Did you speak to George R.R. Martin about this episode?

Before we shot it, yes. He read it in outline version.

Is it difficult killing a fan-favorite character?

We knew Oberyn was going to die from the outset, so we’d resigned ourselves to that. The tough part was killing off Pedro. We’d become (and remain) such good friends with him… it seemed like a ripoff to have a guy who is pure excellence onscreen and off, and only get to have him on the show for one season. Guess there’s always the Game of Thrones/Seventh Heaven spin-off.

Has there ever been a moment you’ve thought was too violent?
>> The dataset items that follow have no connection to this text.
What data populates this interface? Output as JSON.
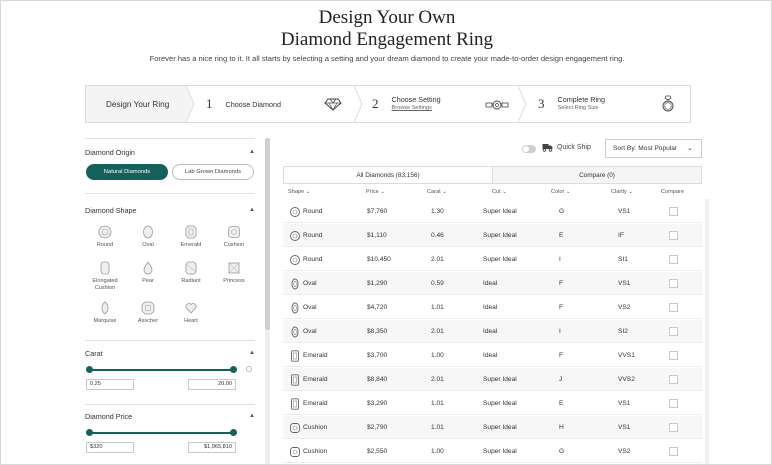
{
  "header": {
    "title_line1": "Design Your Own",
    "title_line2": "Diamond Engagement Ring",
    "subtitle": "Forever has a nice ring to it. It all starts by selecting a setting and your dream diamond to create your made-to-order design engagement ring."
  },
  "steps": {
    "intro": "Design Your Ring",
    "items": [
      {
        "num": "1",
        "label": "Choose Diamond",
        "sub": "",
        "icon": "diamond-icon"
      },
      {
        "num": "2",
        "label": "Choose Setting",
        "sub": "Browse Settings",
        "icon": "setting-icon"
      },
      {
        "num": "3",
        "label": "Complete Ring",
        "sub": "Select Ring Size",
        "icon": "ring-icon"
      }
    ]
  },
  "filters": {
    "origin": {
      "title": "Diamond Origin",
      "options": [
        "Natural Diamonds",
        "Lab Grown Diamonds"
      ],
      "selected": "Natural Diamonds"
    },
    "shape": {
      "title": "Diamond Shape",
      "items": [
        "Round",
        "Oval",
        "Emerald",
        "Cushion",
        "Elongated Cushion",
        "Pear",
        "Radiant",
        "Princess",
        "Marquise",
        "Asscher",
        "Heart"
      ]
    },
    "carat": {
      "title": "Carat",
      "min": "0.25",
      "max": "20.00"
    },
    "price": {
      "title": "Diamond Price",
      "min": "$320",
      "max": "$1,965,810"
    }
  },
  "toolbar": {
    "quick_ship": "Quick Ship",
    "sort": "Sort By: Most Popular"
  },
  "tabs": {
    "all": "All Diamonds (83,156)",
    "compare": "Compare (0)"
  },
  "table": {
    "columns": [
      "Shape",
      "Price",
      "Carat",
      "Cut",
      "Color",
      "Clarity",
      "Compare"
    ],
    "rows": [
      {
        "shape": "Round",
        "price": "$7,760",
        "carat": "1.30",
        "cut": "Super Ideal",
        "color": "G",
        "clarity": "VS1"
      },
      {
        "shape": "Round",
        "price": "$1,110",
        "carat": "0.46",
        "cut": "Super Ideal",
        "color": "E",
        "clarity": "IF"
      },
      {
        "shape": "Round",
        "price": "$10,450",
        "carat": "2.01",
        "cut": "Super Ideal",
        "color": "I",
        "clarity": "SI1"
      },
      {
        "shape": "Oval",
        "price": "$1,290",
        "carat": "0.59",
        "cut": "Ideal",
        "color": "F",
        "clarity": "VS1"
      },
      {
        "shape": "Oval",
        "price": "$4,720",
        "carat": "1.01",
        "cut": "Ideal",
        "color": "F",
        "clarity": "VS2"
      },
      {
        "shape": "Oval",
        "price": "$8,350",
        "carat": "2.01",
        "cut": "Ideal",
        "color": "I",
        "clarity": "SI2"
      },
      {
        "shape": "Emerald",
        "price": "$3,700",
        "carat": "1.00",
        "cut": "Ideal",
        "color": "F",
        "clarity": "VVS1"
      },
      {
        "shape": "Emerald",
        "price": "$8,840",
        "carat": "2.01",
        "cut": "Super Ideal",
        "color": "J",
        "clarity": "VVS2"
      },
      {
        "shape": "Emerald",
        "price": "$3,290",
        "carat": "1.01",
        "cut": "Super Ideal",
        "color": "E",
        "clarity": "VS1"
      },
      {
        "shape": "Cushion",
        "price": "$2,790",
        "carat": "1.01",
        "cut": "Super Ideal",
        "color": "H",
        "clarity": "VS1"
      },
      {
        "shape": "Cushion",
        "price": "$2,550",
        "carat": "1.00",
        "cut": "Super Ideal",
        "color": "G",
        "clarity": "VS2"
      }
    ]
  },
  "colors": {
    "accent": "#15615b",
    "border": "#dcdcdc",
    "text": "#222222"
  }
}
It’s too violent, it becomes unintentionally funny. We’ve had one or two of those. Not here, though, that’s for sure.

If you assume the Trial is the A-plot, how do you decide what the other plots will be? It must be tricky when you know, in this case, one story will get most of the attention.

It’s largely a question of where we’re at in each storyline in the outlining phase, and how they all fit together to create the most balanced and satisfying episodes. But we don’t think it was the only thing that got attention in 408 [“The Mountain and the Viper”], at least not from us. The Sansa/Littlefinger scenes at the Eyrie are some of our absolute favorites, for instance.

What is the pre-shooting preparation like for shooting a major fight scene?

The stunt team spent a tremendous amount of time developing the fight, with the help of wu shu master Li Yang. And they did so early, so Pedro and Hafthór could drill on it for many weeks before they actually had to shoot the scene.

Was there any extra footage that didn’t make the cut?

There’s always footage that doesn’t make the cut. Almost all of the head smash was off-screen. We had more, but we wanted it to be terrifying, and the version you imagine (with a bit of onscreen preamble and prompting) was always going to be the most terrifying.

One final question: Is being around the Mountain terrifying or TERRIFYING?

Hafthór is an extremely nice and polite man who is the second strongest man in the world (maybe first, by now), whose biceps are bigger than our waists, and who could crush our heads like circus peanuts. So, you tell us.